Just prior to my departure, I did some drawings in my sketchbook that I was very excited about. My plan was to do some paintings along these lines. Naturally, my plan morphed as I went along. I tried a number of different directions and generally was pleased with the results. Upon arriving back at my home studio, I rearranged things so that I could continue working on a larger scale. Trying to keep the mojo working.
So what's this got to do with illustration? I've always believed that personal work fuels the commercial work. I'm constantly learning things through my personal work that finds it's way into my illustration work. And as an illustrator who spends alot of time solo in the studio, the comraderie of this week went along way toward recharging my batteries. This was a wonderfully talented group of artists and writers, alot of whom I can now call friends.
The Mill Building contains the kitchen and dining room as well as the offices upstairs and the lounge downstairs. Also downstairs is an extensive art library that is for the use of residents.

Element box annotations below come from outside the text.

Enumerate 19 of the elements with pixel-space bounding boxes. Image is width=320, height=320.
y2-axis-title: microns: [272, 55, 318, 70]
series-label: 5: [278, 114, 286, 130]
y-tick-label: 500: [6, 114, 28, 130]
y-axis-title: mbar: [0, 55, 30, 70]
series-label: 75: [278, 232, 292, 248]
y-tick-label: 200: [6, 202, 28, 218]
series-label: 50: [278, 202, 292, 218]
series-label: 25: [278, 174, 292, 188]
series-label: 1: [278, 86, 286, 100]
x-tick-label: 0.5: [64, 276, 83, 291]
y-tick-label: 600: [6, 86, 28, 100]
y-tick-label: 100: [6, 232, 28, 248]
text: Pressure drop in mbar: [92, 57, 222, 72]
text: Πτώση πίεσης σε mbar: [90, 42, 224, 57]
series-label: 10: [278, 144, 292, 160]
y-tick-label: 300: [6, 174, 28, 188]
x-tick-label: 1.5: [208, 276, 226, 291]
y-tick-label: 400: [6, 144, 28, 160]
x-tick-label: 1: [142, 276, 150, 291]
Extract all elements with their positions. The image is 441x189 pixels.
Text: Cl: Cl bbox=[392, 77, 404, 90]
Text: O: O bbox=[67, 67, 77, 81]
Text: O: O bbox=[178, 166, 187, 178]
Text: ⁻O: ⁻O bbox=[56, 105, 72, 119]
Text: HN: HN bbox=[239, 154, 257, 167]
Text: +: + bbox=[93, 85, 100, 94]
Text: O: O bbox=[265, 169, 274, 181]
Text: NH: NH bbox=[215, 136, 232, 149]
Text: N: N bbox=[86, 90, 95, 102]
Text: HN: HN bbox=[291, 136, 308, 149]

White dude in a white room.
Here are several sketchbook pages that loosely informed some of the paintings I did at the Center.
Big Chief - Acrylic on Canvas - 66" × 48"
Pomp and Circumstance - Acrylic on Canvas - 64" × 34"
Etiquette - Acrylic on Canvas - 32" × 42"
Lazing Grace - Acrylic on Canvas - 30" × 42"
Cloud Treaty - Watercolor and and Mixed Media - 12.75" × 8.75"
Opposing Philosophies - Watercolor and Mixed Media - 12.75" × 8.75"
Catch - Watercolor and Mixed Media - 13" × 8.75"
Big Step - Watercolor and Mixed Media - 12.75" × 8.75"
Decision - Watercolor and Mixed Media - 12.75" × 8.75 "
Looking a little rough at week's end. I'd like to thank Zoe Barracano, Dona Mara and Scott J. Morgan for letting me use some of their photos.